PDO Fiore Sardo cheese

 

 

The right combination of spicy, salty and sweet, the hard texture of its paste and an intense aroma of sheep's milk. Fiore Sardo cheese is one of the most famous treasures of Sardinian gastronomy. An excellence protected by the PDO label, an ancient product that takes its name from the chestnut wood moulds used until recently, on the bottom of which a flower was carved. Fiore sardo is not the usual pecorino cheese, it is much more! Enjoy it grated or in combination with Sardinian honeys and jams and we guarantee you will become addicted to it. Don't worry, when you get back from your holidays you can buy it online! PDO Fiore Sardo Janas food

Mullet roe

Mullet roe was recently featured in our magazine, but it is worth including it in this list. Sliced and dressed with extra-virgin olive oil, added to tasty salads or grated over pasta with a glass of cold Vermentino wine, it will give you an unforgettable taste of the sea.

Seadas

Sweet caskets of fried dough and a stringy filling of sheep's cheese flavoured with lemon and/or orange peel. A veil of honey after cooking sweetens the whole thing, creating an incredible contrast. These are Seadas, or Sebadas. Shall we add anything else to convince you to try them?

Fregola with clams

Fregula (or Fregola) is a typical Sardinian pasta format. Small irregular spheres of durum wheat semolina pasta that are toasted and take on a beautiful amber colour. It is prepared in many ways, but the most famous is Fregola with clams. A dish that is presented dry or as a soup, with saffron or a tomato sauce. In all cases, it is a recipe not to be missed if you come on holiday to Sardinia. And if you don't get a chance to try it, why not prepare it at home? Check out our Chef's recipe for Fregola with seafood and Botargo!

Malloreddus

Malloreddus are small pasta dumplings (but don't call them dumplings in front of a Sardinian!) about 2 cm long. Their name literally means 'little bull' in Campidanese Sardinian dialect. They are often served with a fresh sausage ragout flavoured with saffron.
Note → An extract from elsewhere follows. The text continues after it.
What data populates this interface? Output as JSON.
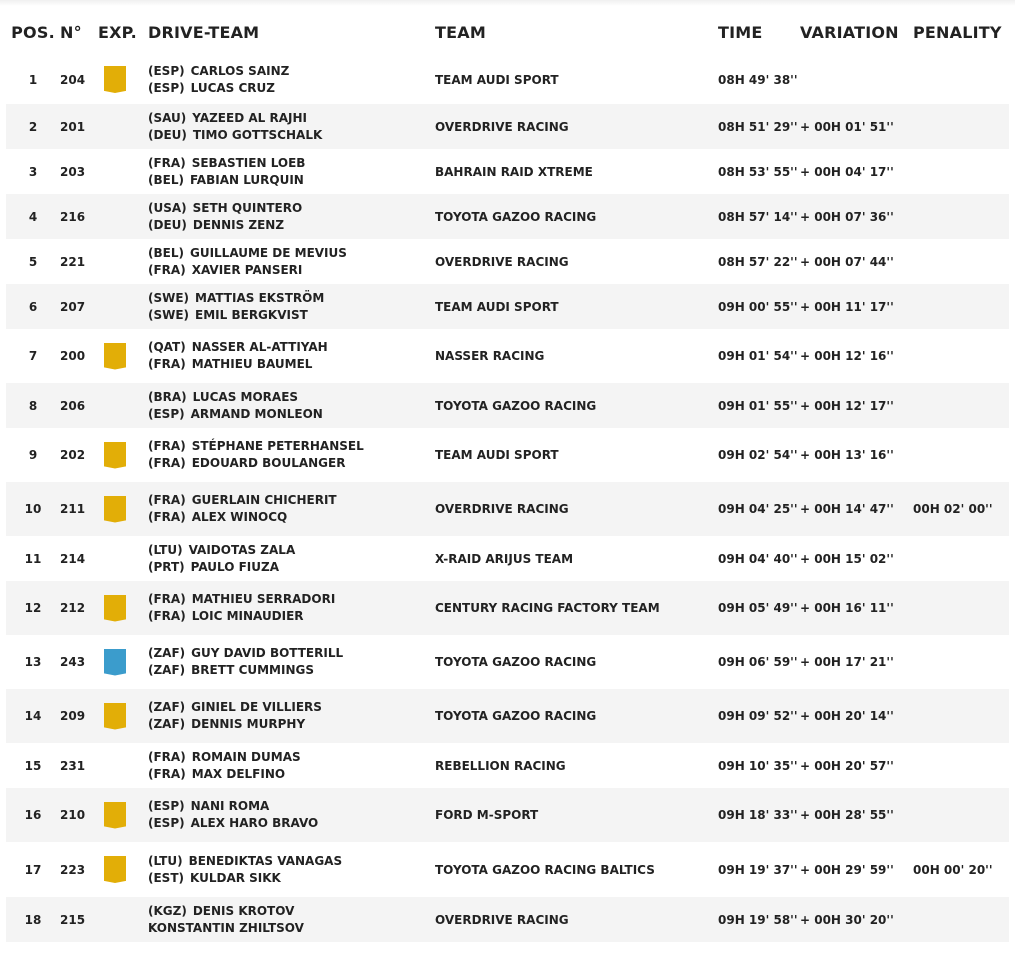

Carasau bread and guttiau bread

 

Carasau and guttiau breads need no introduction. The undisputed stars of Sardinian tables, they are crispy sheets of bread made from durum wheat semolina (the difference between the two is that pane guttiau is seasoned with oil and salt). This type of bread originated as a solution to the need for a long-life product in the pastoral world. Carasau and guttiau breads are excellent in combination with other traditional Sardinian products, to spread vegetable and cheese creams, to accompany botargo and Sardinian salami or as an ingredient in dishes such as frattau bread (another recipe to try!) or lasagne.

Typical Sardinian sweets

In this case choosing just one is really difficult: the Sardinian pastry tradition is really important. Macaroons, pardulas,  papassini, Sardinian savoyards, aranzada, nougat… a triumph of taste given by the combination of the ingredients most commonly used to make these products: almonds, honey, sultanas, citrus peel, saffron. A tray of mixed sweets at the end of the meal, served with vernaccia or myrtle liqueur, is a must!

Myrtle liqueur

Speaking of myrtle, this is another must-have product. Served chilled, it is an excellent digestive, a worthy end to any meal in Sardinia. It is made from the myrtle berries, a Mediterranean vegetation shrub that is widespread on the island. The fragrant berries are left to macerate in alcohol for 40 days and then filtered; a syrup of water and sugar is added and then bottled. After 1-2 months you can enjoy this excellent blue-violet liqueur.

The products we have listed are just a selection of a very wide variety of foods to try if you come on holiday to Sardinia. In addition to these gastronomic tips, we would like to give you one more suggestion: to experience in the best way the island of centenarians, try to explore not only the beaches that make the region so famous, but also the hinterland. Discover the traditions and customs of the small villages, immerse yourself in a culture as rich as the Sardinian one. It will be a memorable holiday!